On 24 Feb 2006, at 23:55, Kieran Lal wrote:
> I have made the arguments in public over the last year, you can search 
> for my posts on the dev list and you'll see they are mostly about user 
> experience and the results of the work we have been doing.

understood, but what I'm getting at is that to follow the discussion on 
usability is difficult on the dev list because there is no way to see 
all posts about usability specifically. It makes looking at the history 
of the usability discussion very difficult. At the rate new developers 
and usability experts (?) are joining, would a forum or usability 
mailing list be better to focus on making UI improvements?

> The surveys are unreliable argument you are making is a common one, 
> but usually it comes from the UE people.

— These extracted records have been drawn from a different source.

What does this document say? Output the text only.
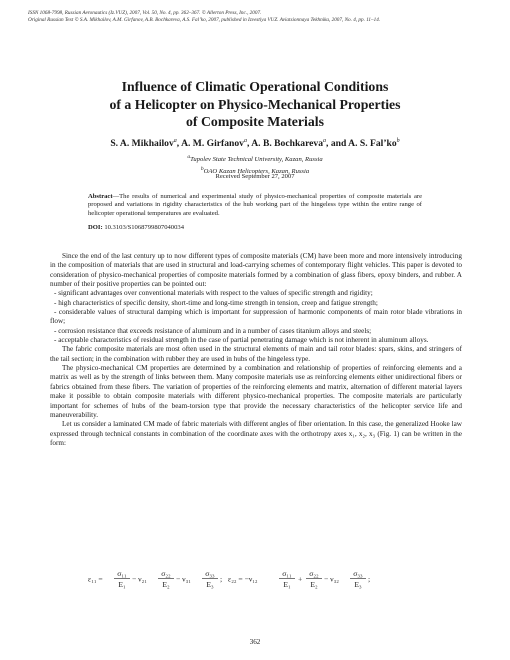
ISSN 1068-7998, Russian Aeronautics (Iz.VUZ), 2007, Vol. 50, No. 4, pp. 362–367. © Allerton Press, Inc., 2007.
Original Russian Text © S.A. Mikhailov, A.M. Girfanov, A.B. Bochkareva, A.S. Fal’ko, 2007, published in Izvestiya VUZ. Aviatsionnaya Tekhnika, 2007, No. 4, pp. 11–14.
Influence of Climatic Operational Conditions
of a Helicopter on Physico-Mechanical Properties
of Composite Materials
S. A. Mikhailov$^a$, A. M. Girfanov$^a$, A. B. Bochkareva$^a$, and A. S. $Fal’ko^b$
$^a$Tupolev State Technical University, Kazan, Russia
$^b$OAO Kazan Helicopters, Kazan, Russia
Received September 27, 2007
Abstract—The results of numerical and experimental study of physico-mechanical properties of composite materials are proposed and variations in rigidity characteristics of the hub working part of the hingeless type within the entire range of helicopter operational temperatures are evaluated.
DOI: 10.3103/S1068799807040034

Since the end of the last century up to now different types of composite materials (CM) have been more and more intensively introducing in the composition of materials that are used in structural and load-carrying schemes of contemporary flight vehicles. This paper is devoted to consideration of physico-mechanical properties of composite materials formed by a combination of glass fibers, epoxy binders, and rubber. A number of their positive properties can be pointed out:

- significant advantages over conventional materials with respect to the values of specific strength and rigidity;

- high characteristics of specific density, short-time and long-time strength in tension, creep and fatigue strength;

- considerable values of structural damping which is important for suppression of harmonic components of main rotor blade vibrations in flow;

- corrosion resistance that exceeds resistance of aluminum and in a number of cases titanium alloys and steels;

- acceptable characteristics of residual strength in the case of partial penetrating damage which is not inherent in aluminum alloys.

The fabric composite materials are most often used in the structural elements of main and tail rotor blades: spars, skins, and stringers of the tail section; in the combination with rubber they are used in hubs of the hingeless type.

The physico-mechanical CM properties are determined by a combination and relationship of properties of reinforcing elements and a matrix as well as by the strength of links between them. Many composite materials use as reinforcing elements either unidirectional fibers or fabrics obtained from these fibers. The variation of properties of the reinforcing elements and matrix, alternation of different material layers make it possible to obtain composite materials with different physico-mechanical properties. The composite materials are particularly important for schemes of hubs of the beam-torsion type that provide the necessary characteristics of the helicopter service life and maneuverability.

Let us consider a laminated CM made of fabric materials with different angles of fiber orientation. In this case, the generalized Hooke law expressed through technical constants in combination of the coordinate axes with the orthotropy axes x₁, x₂, x₃ (Fig. 1) can be written in the form:

ε₁₁ =
σ₁₁
E₁
− ν₂₁
σ₂₂
E₂
− ν₃₁
σ₃₃
E₃
; ε₂₂ = −ν₁₂
σ₁₁
E₁
+
σ₂₂
E₂
− ν₃₂
σ₃₃
E₃
;
362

Well, I don't think saying 'surveys can be wrong' is going to be news 
to anyone.

My point is that developers are interested in identifying specific 
problems in the UI and fixing them, how the problem was identified is 
not that important - the key to getting developers involved is 
presenting them with problems clearly enough that they can perceive the 
problem themselves... 'on page X if you didn't know Y how would you 
know to click Z?' will work better than '46% of users had difficulty 
using page X'.

I'm talking about getting around developers lack of understanding of 
survey results, or scepticism, and presenting the identified problems 
themselves rather than how the problems where found.

> I'll just say that if you pick up a book on user experience they will 
> tell you to focus on user tasks and goals not features. We conducted 
> live experiments and the feedback is to focus on tasks not features.  
> We conducted interviews in both English and in Spanish that indicate 
> that indicate people have difficulty with tasks not features.  We did 
> a broad based survey and got data and that indicates particular tasks 
> are challenging, and that particular tasks are very frequently done.  
> We talked to multiple separate teams of professionals and they 
> indicated we should focus on helping users accomplish tasks.

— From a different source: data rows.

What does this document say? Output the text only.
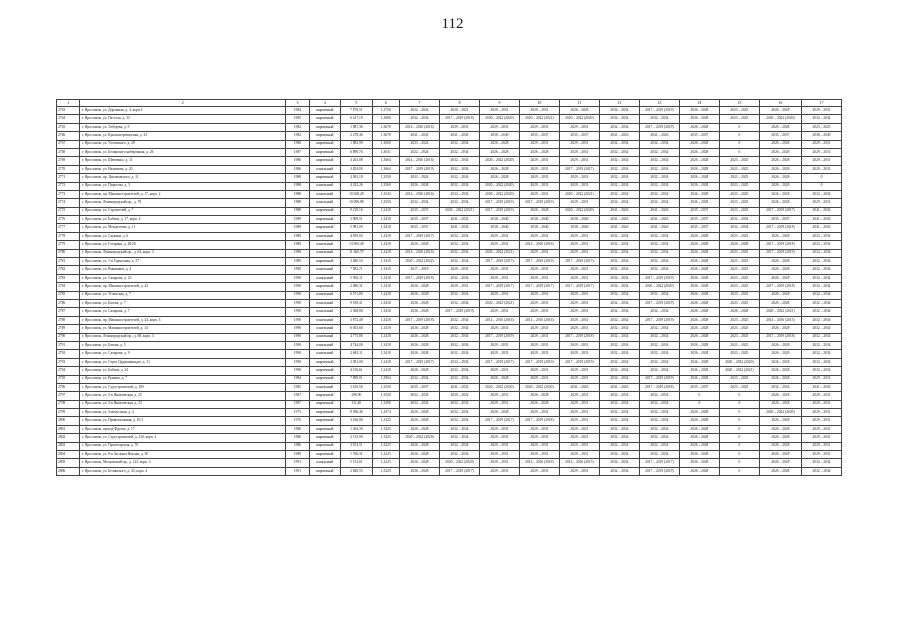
112
1	2	3	4	5	6	7	8	9	10	11	12	13	14	15	16	17
2763	г. Ярославль, ул. Дорожная, д. 4, корп.3	1984	кирпичный	7 878,51	1,3750	2022 – 2024	2020 – 2021	2029 – 2031	2029 – 2031	2026 – 2028	2032 – 2034	2017 – 2019 (2019)	2026 – 2028	2023 – 2025	2026 – 2028	2029 – 2031
2764	г. Ярославль, ул. Пестеля, д. 33	1985	кирпичный	6 417,10	1,3680	2032 – 2034	2017 – 2019 (2018)	2020 – 2022 (2020)	2020 – 2022 (2021)	2020 – 2022 (2020)	2032 – 2034	2032 – 2034	2026 – 2028	2023 – 2025	2020 – 2022 (2020)	2032 – 2034
2765	г. Ярославль, ул. Лебедева, д. 9	1982	кирпичный	1 887,36	1,3678	2014 – 2016 (2016)	2029 – 2031	2029 – 2031	2029 – 2031	2029 – 2031	2032 – 2034	2017 – 2019 (2019)	2026 – 2028	0	2026 – 2028	2023 – 2025
2766	г. Ярославль, ул. Красноперекопская, д. 32	1982	кирпичный	2 278,46	1,3678	2041 – 2043	2041 – 2043	2038 – 2040	2035 – 2037	2035 – 2037	2041 – 2043	2041 – 2043	2035 – 2037	0	2035 – 2037	2038 – 2040
2767	г. Ярославль, ул. Ухтомского, д. 28	1986	кирпичный	1 882,99	1,3600	2023 – 2024	2032 – 2034	2026 – 2028	2029 – 2031	2029 – 2031	2032 – 2034	2032 – 2034	2026 – 2028	0	2026 – 2028	2029 – 2031
2768	г. Ярославль, ул. Белинского набережная, д. 26	1987	кирпичный	6 890,76	1,3631	2022 – 2024	2032 – 2034	2026 – 2028	2026 – 2028	2029 – 2031	2032 – 2034	2032 – 2034	2026 – 2028	0	2026 – 2028	2029 – 2031
2769	г. Ярославль, ул. Шевченко, д. 11	1986	кирпичный	4 263,08	1,3664	2014 – 2016 (2016)	2032 – 2034	2020 – 2022 (2020)	2029 – 2031	2029 – 2031	2032 – 2034	2032 – 2034	2026 – 2028	2023 – 2025	2026 – 2028	2029 – 2031
2770	г. Ярославль, ул. Нахимова, д. 20	1986	панельный	3 854,00	1,3664	2017 – 2019 (2019)	2032 – 2034	2026 – 2028	2029 – 2031	2017 – 2019 (2017)	2032 – 2034	2032 – 2034	2026 – 2028	2023 – 2025	2026 – 2028	2029 – 2031
2771	г. Ярославль, пр. Циолковского, д. 11	1988	кирпичный	4 583,18	1,3550	2023 – 2024	2032 – 2034	2026 – 2028	2029 – 2031	2029 – 2031	2032 – 2034	2032 – 2034	2026 – 2028	2023 – 2025	2026 – 2028	0
2772	г. Ярославль, ул. Пирогова, д. 3	1988	панельный	4 322,26	1,3560	2026 – 2028	2032 – 2034	2020 – 2022 (2020)	2029 – 2031	2029 – 2031	2032 – 2034	2032 – 2034	2026 – 2028	2023 – 2025	2026 – 2028	0
2773	г. Ярославль, пр. Машиностроителей, д. 17, корп. 2	1988	панельный	10 368,28	1,3543	2014 – 2016 (2016)	2032 – 2034	2020 – 2022 (2020)	2029 – 2031	2020 – 2022 (2021)	2032 – 2034	2032 – 2034	2026 – 2028	2023 – 2025	2026 – 2028	2032 – 2034
2774	г. Ярославль, Ленинградский пр., д. 78	1988	панельный	10 096,88	1,3550	2032 – 2034	2032 – 2034	2017 – 2019 (2019)	2017 – 2019 (2019)	2029 – 2031	2032 – 2034	2032 – 2034	2026 – 2028	2023 – 2025	2026 – 2028	2029 – 2031
2775	г. Ярославль, ул. Строителей, д. 7	1988	кирпичный	9 219,16	1,3418	2035 – 2037	2020 – 2022 (2021)	2017 – 2019 (2019)	2026 – 2028	2020 – 2022 (2020)	2041 – 2043	2041 – 2043	2035 – 2037	2023 – 2025	2017 – 2019 (2017)	2041 – 2043
2776	г. Ярославль, ул. Бабича, д. 17, корп. 4	1989	кирпичный	3 969,51	1,3418	2035 – 2037	2041 – 2043	2038 – 2040	2038 – 2040	2038 – 2040	2041 – 2043	2041 – 2043	2035 – 2037	2032 – 2034	2035 – 2037	2041 – 2043
2777	г. Ярославль, ул. Менделеева, д. 11	1989	кирпичный	5 981,00	1,3418	2035 – 2037	2041 – 2043	2038 – 2040	2038 – 2040	2038 – 2040	2041 – 2043	2041 – 2043	2035 – 2037	2032 – 2034	2017 – 2019 (2018)	2041 – 2043
2778	г. Ярославль, ул. Саукина, д. 6	1989	панельный	4 839,60	1,3418	2017 – 2019 (2017)	2032 – 2034	2029 – 2031	2029 – 2031	2029 – 2031	2032 – 2034	2032 – 2034	2026 – 2028	2023 – 2025	2026 – 2028	2032 – 2034
2779	г. Ярославль, ул. Гагарина, д. 28/20	1989	панельный	13 965,49	1,3418	2026 – 2028	2032 – 2034	2029 – 2031	2014 – 2016 (2016)	2029 – 2031	2032 – 2034	2032 – 2034	2026 – 2028	2026 – 2028	2017 – 2019 (2018)	2032 – 2034
2780	г. Ярославль, Ленинградский пр., д. 64, корп. 3	1989	панельный	11 660,79	1,3418	2014 – 2016 (2016)	2032 – 2034	2020 – 2022 (2021)	2029 – 2031	2029 – 2031	2032 – 2034	2032 – 2034	2026 – 2028	2023 – 2025	2017 – 2019 (2019)	2032 – 2034
2781	г. Ярославль, ул. 1-я Тормозная, д. 37	1989	кирпичный	3 480,53	1,3418	2020 – 2022 (2022)	2032 – 2034	2017 – 2019 (2017)	2017 – 2019 (2019)	2017 – 2019 (2017)	2032 – 2034	2032 – 2034	2026 – 2028	2023 – 2025	2026 – 2028	2032 – 2034
2782	г. Ярославль, ул. Вишняков, д. 4	1990	панельный	7 582,71	1,3418	2017 – 2019	2029 – 2031	2029 – 2031	2029 – 2031	2029 – 2031	2032 – 2034	2032 – 2034	2026 – 2028	2023 – 2025	2026 – 2028	2032 – 2034
2783	г. Ярославль, ул. Сахарова, д. 23	1990	панельный	5 963,11	1,3418	2017 – 2019 (2018)	2032 – 2034	2029 – 2031	2029 – 2031	2029 – 2031	2032 – 2034	2017 – 2019 (2019)	2026 – 2028	2023 – 2025	2026 – 2028	2032 – 2034
2784	г. Ярославль, пр. Машиностроителей, д. 42	1990	кирпичный	2 086,31	1,3418	2026 – 2028	2029 – 2031	2017 – 2019 (2017)	2017 – 2019 (2017)	2017 – 2019 (2017)	2032 – 2034	2020 – 2022 (2020)	2026 – 2028	2023 – 2025	2017 – 2019 (2018)	2032 – 2034
2785	г. Ярославль, ул. Угличская, д. 7	1990	панельный	6 571,80	1,3418	2026 – 2028	2032 – 2034	2029 – 2031	2029 – 2031	2029 – 2031	2032 – 2034	2032 – 2034	2026 – 2028	2023 – 2025	2026 – 2028	2032 – 2034
2786	г. Ярославль, ул. Батова, д. 7	1990	панельный	9 189,31	1,3418	2026 – 2028	2032 – 2034	2020 – 2022 (2021)	2029 – 2031	2029 – 2031	2032 – 2034	2017 – 2019 (2019)	2026 – 2028	2023 – 2025	2026 – 2028	2032 – 2034
2787	г. Ярославль, ул. Сахарова, д. 7	1990	панельный	2 568,80	1,3418	2026 – 2028	2017 – 2019 (2019)	2029 – 2031	2029 – 2031	2029 – 2031	2032 – 2034	2032 – 2034	2026 – 2028	2026 – 2028	2020 – 2022 (2021)	2032 – 2034
2788	г. Ярославль, пр. Машиностроителей, д. 24, корп. 3	1990	панельный	3 872,49	1,3418	2017 – 2019 (2018)	2032 – 2034	2014 – 2016 (2016)	2014 – 2016 (2016)	2029 – 2031	2032 – 2034	2017 – 2019 (2019)	2026 – 2028	2023 – 2025	2014 – 2016 (2015)	2032 – 2034
2789	г. Ярославль, ул. Машиностроителей, д. 14	1990	панельный	6 053,60	1,3418	2026 – 2028	2032 – 2034	2029 – 2031	2029 – 2031	2029 – 2031	2032 – 2034	2032 – 2034	2026 – 2028	2023 – 2025	2026 – 2028	2032 – 2034
2790	г. Ярославль, Ленинградский пр., д. 68, корп. 3	1990	панельный	4 775,86	1,3418	2026 – 2028	2032 – 2034	2017 – 2019 (2019)	2029 – 2031	2017 – 2019 (2018)	2032 – 2034	2032 – 2034	2026 – 2028	2023 – 2025	2017 – 2019 (2018)	2032 – 2034
2791	г. Ярославль, ул. Батова, д. 5	1990	панельный	4 744,00	1,3418	2026 – 2028	2032 – 2034	2029 – 2031	2029 – 2031	2029 – 2031	2032 – 2034	2032 – 2034	2026 – 2028	2023 – 2025	2026 – 2028	2032 – 2034
2792	г. Ярославль, ул. Сахарова, д. 9	1990	панельный	2 681,11	1,3418	2026 – 2028	2032 – 2034	2029 – 2031	2029 – 2031	2029 – 2031	2032 – 2034	2032 – 2034	2026 – 2028	2023 – 2025	2026 – 2028	2032 – 2034
2793	г. Ярославль, ул. Серго Орджоникидзе, д. 31	1990	кирпичный	2 581,00	1,3418	2017 – 2019 (2017)	2032 – 2034	2017 – 2019 (2017)	2017 – 2019 (2019)	2017 – 2019 (2019)	2032 – 2034	2032 – 2034	2026 – 2028	2020 – 2022 (2020)	2026 – 2028	2032 – 2034
2794	г. Ярославль, ул. Бабича, д. 24	1990	кирпичный	4 156,61	1,3418	2026 – 2028	2032 – 2034	2029 – 2031	2029 – 2031	2029 – 2031	2032 – 2034	2032 – 2034	2026 – 2028	2020 – 2022 (2021)	2026 – 2028	2032 – 2034
2795	г. Ярославль, ул. Рыкина, д. 7	1984	кирпичный	7 899,01	1,3964	2032 – 2034	2032 – 2034	2026 – 2028	2029 – 2031	2029 – 2031	2032 – 2034	2017 – 2019 (2019)	2026 – 2028	2023 – 2025	2026 – 2028	2029 – 2031
2796	г. Ярославль, ул. Судостроителей, д. 10б	1985	панельный	3 616,56	1,3520	2035 – 2037	2041 – 2043	2020 – 2022 (2020)	2020 – 2022 (2020)	2041 – 2043	2041 – 2043	2017 – 2019 (2018)	2035 – 2037	2023 – 2025	2032 – 2034	2041 – 2043
2797	г. Ярославль, ул. 3-я Яковлевская, д. 25	1987	кирпичный	298,90	1,3520	2032 – 2034	2020 – 2022	2029 – 2031	2026 – 2028	2029 – 2031	2032 – 2034	2032 – 2034	0	0	2026 – 2028	2029 – 2031
2798	г. Ярославль, ул. 3-я Яковлевская, д. 23	1987	кирпичный	311,40	1,3290	2032 – 2034	2032 – 2034	2029 – 2031	2026 – 2028	2029 – 2031	2032 – 2034	2032 – 2034	0	0	2026 – 2028	2029 – 2031
2799	г. Ярославль, ул. Златоустная, д. 4	1973	кирпичный	8 396,40	1,3574	2026 – 2028	2032 – 2034	2026 – 2028	2029 – 2031	2029 – 2031	2032 – 2034	2032 – 2034	2026 – 2028	0	2020 – 2022 (2020)	2029 – 2031
2800	г. Ярославль, ул. Привокзальная, д. 10/1	1976	кирпичный	3 166,06	1,3325	2026 – 2028	2032 – 2034	2017 – 2019 (2017)	2017 – 2019 (2018)	2029 – 2031	2032 – 2034	2032 – 2034	2026 – 2028	0	2026 – 2028	2029 – 2031
2801	г. Ярославль, проезд Фрунзе, д. 17	1986	кирпичный	1 364,30	1,3225	2026 – 2028	2032 – 2034	2029 – 2031	2029 – 2031	2029 – 2031	2032 – 2034	2032 – 2034	2026 – 2028	0	2026 – 2028	2029 – 2031
2802	г. Ярославль, ул. Судостроителей, д. 23б, корп. 2	1986	кирпичный	2 135,90	1,3225	2020 – 2022 (2020)	2032 – 2034	2029 – 2031	2029 – 2031	2029 – 2031	2032 – 2034	2032 – 2034	2026 – 2028	0	2026 – 2028	2029 – 2031
2803	г. Ярославль, ул. Пролетарская, д. 76	1986	кирпичный	3 674,51	1,3225	2026 – 2028	2032 – 2034	2029 – 2031	2029 – 2031	2029 – 2031	2032 – 2034	2032 – 2034	2026 – 2028	0	2026 – 2028	2029 – 2031
2804	г. Ярославль, ул. 8-я Заслоны-Ямская, д. 30	1989	кирпичный	1 766,31	1,3225	2026 – 2028	2032 – 2034	2029 – 2031	2029 – 2031	2029 – 2031	2032 – 2034	2032 – 2034	2026 – 2028	0	2026 – 2028	2029 – 2031
2805	г. Ярославль, Московский пр., д. 123, корп. 3	1991	панельный	5 152,61	1,3225	2026 – 2028	2020 – 2022 (2020)	2029 – 2031	2014 – 2016 (2016)	2014 – 2016 (2015)	2032 – 2034	2017 – 2019 (2017)	2026 – 2028	0	2026 – 2028	2032 – 2034
2806	г. Ярославль, ул. Белинского, д. 43, корп. 4	1991	кирпичный	2 848,55	1,3225	2026 – 2028	2017 – 2019 (2017)	2029 – 2031	2029 – 2031	2029 – 2031	2032 – 2034	2017 – 2019 (2019)	2026 – 2028	0	2026 – 2028	2032 – 2034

Yes, I know. I'm all for a task based UI.

A list of user expectations for each task helps developers add controls 
in a structured way.

I'm particularly interested in what metaphors where found when you 
researched the mental model users have for each task. It would be a big 
improvement if we could translate some of those metaphors not just into 
better terminology but also some stylish icons.

I think some developers are worried that a task based UI will lead to a 
dumbed down interface which hinders advanced users. It's a genuine 
concern. Commercial software often adopts the '80% solution' to 
simplify UI, concentrating design on their average users. In our case 
the developers are often designing for themselves, so it would be 
difficult to sell them on an 80% solution.

As Allie pointed out, install profiles are probably the best solution, 
coupled with more display options for UI elements.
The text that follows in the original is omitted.